As a web developer of over 15 years, I’ve spent a lot of time working remote. Sometimes out of convenience and other times out of necessity because of sick kids at home. With the outbreak of COVID-19, there are now millions of workers finding their desks a lot closer to home. My hope is that this article will help you settle in and get your productivity levels back to the same levels or better than they were in the workplace.

1. Don’t Steal from Your Employer

Do not use the company equipment for personal work, especially while on the clock. If you were issued a computer to take home, it’s highly likely your employer knows when you log on and what you’re doing. Many employers are being hit hard financially by this outbreak. They will not hesitate to fire an employee for wasting precious company time and resources.

2. Get Equipment that Works for You

In a perfect world, you have a home office or study room already setup with your home computer. However, the reality for many of us that we usually just pull out our personal laptop or tablet and sit on the couch or kitchen island to surf the web. It’s now imperative that you have a quiet, low traffic area set aside specifically for working.

Your equipment list may include:

  • Laptop or Computer – It’s likely your employer has provided you with these.
  • Desk – If you have a desk with your personal computer on it, move it aside and you’ll be all set. If you don’t have a desk, grab a folding table or another surface for your work equipment and place in a low traffic area where available.
  • Monitor – Some laptop screens are small. An external monitor can solve that. Before ordering one online, be sure to check what ports your laptop has. Here is a link to help you identify the ports you have.
  • Peripherals – Other items may improve your productivity, such as an external mouse or keyboard for your laptop. You may also need a web camera if your employer plans on doing online meetings.
  • Printer – You may or may not need a printer depending on your job. Don’t forget ink and paper.
  • Other – The list of other items to increase productivity could go on for pages. Some other items that I can’t live without when working from home include: noise cancelling headphones, a large refillable water bottle, pens, notebooks, sticky-notes, a lamp and a lap blanket.

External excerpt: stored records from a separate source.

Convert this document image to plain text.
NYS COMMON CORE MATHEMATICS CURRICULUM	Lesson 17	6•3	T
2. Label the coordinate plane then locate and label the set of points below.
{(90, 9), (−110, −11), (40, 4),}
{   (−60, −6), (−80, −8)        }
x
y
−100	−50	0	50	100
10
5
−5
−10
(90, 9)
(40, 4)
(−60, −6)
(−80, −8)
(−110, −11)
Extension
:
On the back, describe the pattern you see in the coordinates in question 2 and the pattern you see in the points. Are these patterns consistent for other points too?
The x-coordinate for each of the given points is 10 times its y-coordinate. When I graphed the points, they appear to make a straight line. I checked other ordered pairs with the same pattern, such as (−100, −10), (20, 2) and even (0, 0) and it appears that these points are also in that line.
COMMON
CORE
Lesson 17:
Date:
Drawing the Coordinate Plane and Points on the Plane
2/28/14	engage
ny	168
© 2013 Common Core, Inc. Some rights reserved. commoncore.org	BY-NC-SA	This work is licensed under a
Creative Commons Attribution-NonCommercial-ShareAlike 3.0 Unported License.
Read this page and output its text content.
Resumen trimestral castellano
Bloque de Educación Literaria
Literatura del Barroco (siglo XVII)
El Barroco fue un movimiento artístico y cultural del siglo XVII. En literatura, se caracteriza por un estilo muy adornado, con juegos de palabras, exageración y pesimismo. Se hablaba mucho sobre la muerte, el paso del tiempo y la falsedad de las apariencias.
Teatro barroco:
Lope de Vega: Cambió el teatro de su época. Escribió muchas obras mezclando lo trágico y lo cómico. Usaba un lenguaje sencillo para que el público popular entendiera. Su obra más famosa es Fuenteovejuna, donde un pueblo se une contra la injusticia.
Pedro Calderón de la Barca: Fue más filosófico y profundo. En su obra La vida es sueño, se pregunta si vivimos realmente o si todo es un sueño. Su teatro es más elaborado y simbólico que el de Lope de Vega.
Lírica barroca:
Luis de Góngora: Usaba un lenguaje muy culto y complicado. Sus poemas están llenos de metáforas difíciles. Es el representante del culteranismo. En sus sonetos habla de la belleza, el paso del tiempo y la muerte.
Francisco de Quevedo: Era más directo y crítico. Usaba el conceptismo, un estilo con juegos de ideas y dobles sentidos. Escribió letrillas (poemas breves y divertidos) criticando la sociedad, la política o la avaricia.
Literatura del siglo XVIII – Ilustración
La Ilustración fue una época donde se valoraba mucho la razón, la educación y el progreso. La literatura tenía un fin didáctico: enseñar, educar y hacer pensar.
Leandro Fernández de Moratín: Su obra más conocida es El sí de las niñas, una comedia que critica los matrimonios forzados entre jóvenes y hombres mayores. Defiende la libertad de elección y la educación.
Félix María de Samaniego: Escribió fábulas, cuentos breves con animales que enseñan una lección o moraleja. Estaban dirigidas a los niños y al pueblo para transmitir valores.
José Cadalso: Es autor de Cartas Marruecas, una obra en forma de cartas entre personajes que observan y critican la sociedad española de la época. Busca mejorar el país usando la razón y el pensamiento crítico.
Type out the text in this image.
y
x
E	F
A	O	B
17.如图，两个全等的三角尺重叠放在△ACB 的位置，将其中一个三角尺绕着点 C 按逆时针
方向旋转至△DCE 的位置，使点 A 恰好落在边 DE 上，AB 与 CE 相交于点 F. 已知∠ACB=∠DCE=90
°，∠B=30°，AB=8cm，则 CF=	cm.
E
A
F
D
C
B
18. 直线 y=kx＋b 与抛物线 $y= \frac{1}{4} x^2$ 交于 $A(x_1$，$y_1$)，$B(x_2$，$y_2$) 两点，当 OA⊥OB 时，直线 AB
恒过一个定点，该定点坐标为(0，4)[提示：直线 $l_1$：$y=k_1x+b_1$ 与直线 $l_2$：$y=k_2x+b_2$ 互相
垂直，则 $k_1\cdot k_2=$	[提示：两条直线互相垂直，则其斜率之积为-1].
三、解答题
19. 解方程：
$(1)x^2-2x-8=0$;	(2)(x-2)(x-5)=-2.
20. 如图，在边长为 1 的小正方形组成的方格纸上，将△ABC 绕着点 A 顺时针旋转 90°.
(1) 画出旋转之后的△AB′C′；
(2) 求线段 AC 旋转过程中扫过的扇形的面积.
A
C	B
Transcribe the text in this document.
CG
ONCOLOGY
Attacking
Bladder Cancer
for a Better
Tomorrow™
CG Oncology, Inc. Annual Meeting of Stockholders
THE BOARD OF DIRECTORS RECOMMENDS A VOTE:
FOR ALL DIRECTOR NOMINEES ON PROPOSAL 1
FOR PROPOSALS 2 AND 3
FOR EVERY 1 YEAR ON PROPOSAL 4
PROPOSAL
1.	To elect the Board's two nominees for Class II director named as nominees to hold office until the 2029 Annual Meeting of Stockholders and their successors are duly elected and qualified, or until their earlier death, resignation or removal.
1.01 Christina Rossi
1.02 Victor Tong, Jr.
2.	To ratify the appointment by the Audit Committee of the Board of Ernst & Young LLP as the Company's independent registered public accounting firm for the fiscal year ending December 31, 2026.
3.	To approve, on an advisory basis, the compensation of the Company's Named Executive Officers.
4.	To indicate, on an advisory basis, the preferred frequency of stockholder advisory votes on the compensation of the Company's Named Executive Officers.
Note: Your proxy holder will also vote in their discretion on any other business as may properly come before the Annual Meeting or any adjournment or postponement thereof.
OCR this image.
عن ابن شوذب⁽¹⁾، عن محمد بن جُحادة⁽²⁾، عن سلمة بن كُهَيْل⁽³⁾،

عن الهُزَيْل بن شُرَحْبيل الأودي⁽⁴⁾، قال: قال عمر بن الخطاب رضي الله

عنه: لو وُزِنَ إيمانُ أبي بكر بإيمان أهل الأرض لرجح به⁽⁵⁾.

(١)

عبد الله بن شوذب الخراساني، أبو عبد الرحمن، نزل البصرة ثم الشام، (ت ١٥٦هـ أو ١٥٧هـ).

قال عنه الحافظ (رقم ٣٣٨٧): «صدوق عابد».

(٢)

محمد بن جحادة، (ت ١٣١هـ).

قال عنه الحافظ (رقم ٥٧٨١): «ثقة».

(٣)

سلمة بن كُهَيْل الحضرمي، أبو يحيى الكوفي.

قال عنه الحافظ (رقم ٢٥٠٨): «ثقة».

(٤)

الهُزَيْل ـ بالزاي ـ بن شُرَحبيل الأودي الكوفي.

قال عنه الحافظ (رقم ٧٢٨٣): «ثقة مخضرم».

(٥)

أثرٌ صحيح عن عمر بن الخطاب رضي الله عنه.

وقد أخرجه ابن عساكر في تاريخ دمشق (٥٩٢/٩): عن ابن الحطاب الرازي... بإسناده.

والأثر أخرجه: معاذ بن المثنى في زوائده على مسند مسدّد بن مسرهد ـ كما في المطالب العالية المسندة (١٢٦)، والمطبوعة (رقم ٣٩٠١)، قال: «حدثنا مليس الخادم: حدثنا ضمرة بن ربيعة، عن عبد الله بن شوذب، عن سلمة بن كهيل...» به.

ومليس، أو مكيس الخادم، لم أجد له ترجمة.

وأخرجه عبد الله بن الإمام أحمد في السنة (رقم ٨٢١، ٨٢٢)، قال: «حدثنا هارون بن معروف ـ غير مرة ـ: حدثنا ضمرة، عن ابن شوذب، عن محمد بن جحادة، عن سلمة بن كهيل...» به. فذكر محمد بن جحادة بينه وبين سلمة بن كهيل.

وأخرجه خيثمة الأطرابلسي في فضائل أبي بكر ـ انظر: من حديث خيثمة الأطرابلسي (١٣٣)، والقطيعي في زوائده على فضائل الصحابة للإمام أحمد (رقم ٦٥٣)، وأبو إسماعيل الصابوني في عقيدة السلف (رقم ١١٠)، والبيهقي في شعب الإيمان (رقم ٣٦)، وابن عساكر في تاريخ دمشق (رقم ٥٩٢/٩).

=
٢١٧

3. Get Creative if You Don’t Have a Spare Room to Work Remote

Some suggestions include:

  • Closet – I have a friend in a small apartment, she doesn’t have an extra room available. However, she did have a large bedroom closet full of clothes she’s not going to wear for a while since there’s no fashion police in her home office. She emptied those clothes onto a living room chair and moved her desk and a lamp into her closet.
  • Table – A kitchen table is not exactly ideal, but if your family does not regularly utilize the entire kitchen table, then you have a space. Clear it off and let your family know it’s off limits to them. You won’t be having guests over, so you can leave your new desk as is every day. Important: keep glasses cleaned off the table and use a rolled-up towel to not only mark your space but also make barrier to keep accidental spills away from your computer and paperwork.
  • Kids Room – If you have multiple children with multiple bedrooms, then you may have a new workspace option. Do a coin flip and pick who’s moving out temporarily. Unless you need to work at night, your displaced child may still be able to return to their room to sleep every night.
  • Basement – We all groan at the thought of working in our basement, but hard times may call for hard decisions. Grab a table, space heater and some extra lamps for your new home office and call it good for now. Introverts may actually enjoy the peace and quiet of your basement.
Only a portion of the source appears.